Тебе казалось, что ты будешь ходить так всю свою жизнь.
Ты шел. Ты шел днем и ночью. Каждый год, от глубоких долин Эбре и королевства Валенсия, до пастбищ на пиренейских вершинах. Это было как прилив и отлив – твои транспиринейские переходы. Днем ты был с овцами и собаками, а ночью – с верующими и добрыми людьми. Днем ты был пастухом, а ночью – еретиком.
Как все, кто умеет читать по звездам и слушать молчание, ты очень любил ходить ночью. И ты очень хорошо знал эти ночи. Ночи, когда из красавицы Морельи, где для тебя проповедовал Гийом Белибаст, ты должен был возвращаться в свои овчарни, в Тортозу… Или ночи на пастбищах Фликса, когда ты сопровождал доброго человека Раймонда до Прадес или Гранадельи.
Или когда ты возвращался из Монтайю, посетив ее тайно, украдкой; ночи, когда ты возвращался в Сердань. Пока твой отец был еще жив.
Как и в эту ночь. И так было целых двенадцать или тринадцать лет. Начиная с сентября 1311 года. С тех пор, как ты услышал из уст своего отца, в Монтайю, о смерти твоей матери. И вновь ты отправился к своим товарищам в Пючсерда. И потом, как и каждую осень, ты уводил свою отару на зимние пастбища, в земли сарацин. Еще раз. С запретных для тебя высокогорий графства Фуа в гостеприимные земли Арагона. Там, на низинных землях, даже евреи, которые не приняли Господа Нашего, даже сарацины, неверные, могут жить в мире. И верующие добрых людей бегут туда.
Твой отец просил тебя беречь себя, быть внимательным. Осторожным. Делать всё, чтобы избегать Инквизиции. «Сын мой, по другую сторону гор ты сможешь жить спокойнее. Не считай себя обязанным возвращаться каждый год в Монтайю, чтобы видеть меня. Это слишком опасно для тебя. Может быть, мы дождемся, пока Несчастье уйдет куда-нибудь…» Несчастье, Инквизиция. Настанет день, когда она уйдет, растает? Нет, ты в это не верил.
Но ты, ты обнял своего отца, ты склоился перед ним и попросил его благословения. Ты сказал ему, что останешься верным. Что ты обещаешь это в память о своей матери, как уже пообещал это в память Жаума из Акса, юного святого. Что всю свою жизнь ты будешь искать благословения и утешения добрых людей, что ты никогда не предашь веру своих отцов.

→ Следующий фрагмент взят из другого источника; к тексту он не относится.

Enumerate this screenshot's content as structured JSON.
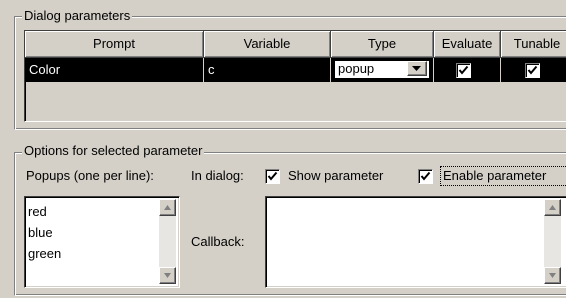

И тогда ты пошел своей дорогой в ночь, которая была тебе близкой подругой, в ночь, которая тебя защищала. Ты отправился прямо на юг, чтобы приблизиться к высокой стене Пиренеев, преодолеть перевалы и пуститься дальше в путь по большим дорогам, через графства и королевства Арагонской короны. В этом году отары из Акса, Пючсерда и Бага снова будут зимовать в низинах Эбре. На левом берегу, за Фликсом. А позже, на правом берегу, под Тортозой. И ты встретишь там своих товарищей-пастухов, гасконцев и каталонцев, арагонцев и серданьцев, сарацин и окситанцев, мигрантов и изгнанников, законопослушных граждан и беглецов. Людей из земли д’Айю и людей из графства Фуа. Сыновей Несчастья. Младшего брата Жоана, своего товарища Гийома Маурса, из Монтайю, братьев и кузенов. Братьев Изаура из Ларната, братьев Марти из Жюнак. Но Несчастье вновь настигло тебя: тебе уже не встретить ни своего брата Гийома Маури, ни своего друга Берната Белибаста. Ни всех остальных, кого раздавила Инквизиция. Возможно, ты еще встретишь своих дядьев, теток и кузенов, Маури и Марти из Жебец и Монтайю. Они все ушли, с пожитками, сыновьями, дочерьми и родственниками. Они не стали дожидаться своих приговоров. В разгар зимы они перешли перевалы. Как и многие другие, они бежали по другую сторону Пиренеев. И они не вернулись. Разумеется, они начали новую жизнь в отрытых всем ветрам городах Арагонской короны. Твой отец, Раймонд Маури, слишком стар и сломлен, чтобы даже пытаться следовать за ними. И к тому же, в 1309 году в Муре Инквизиции еще была жива твоя мать. «Ты обязательно найдешь их, сынок, ты их встретишь, я уверен, что ты их встретишь». В Берга, Льейда, возможно, в Тортозе…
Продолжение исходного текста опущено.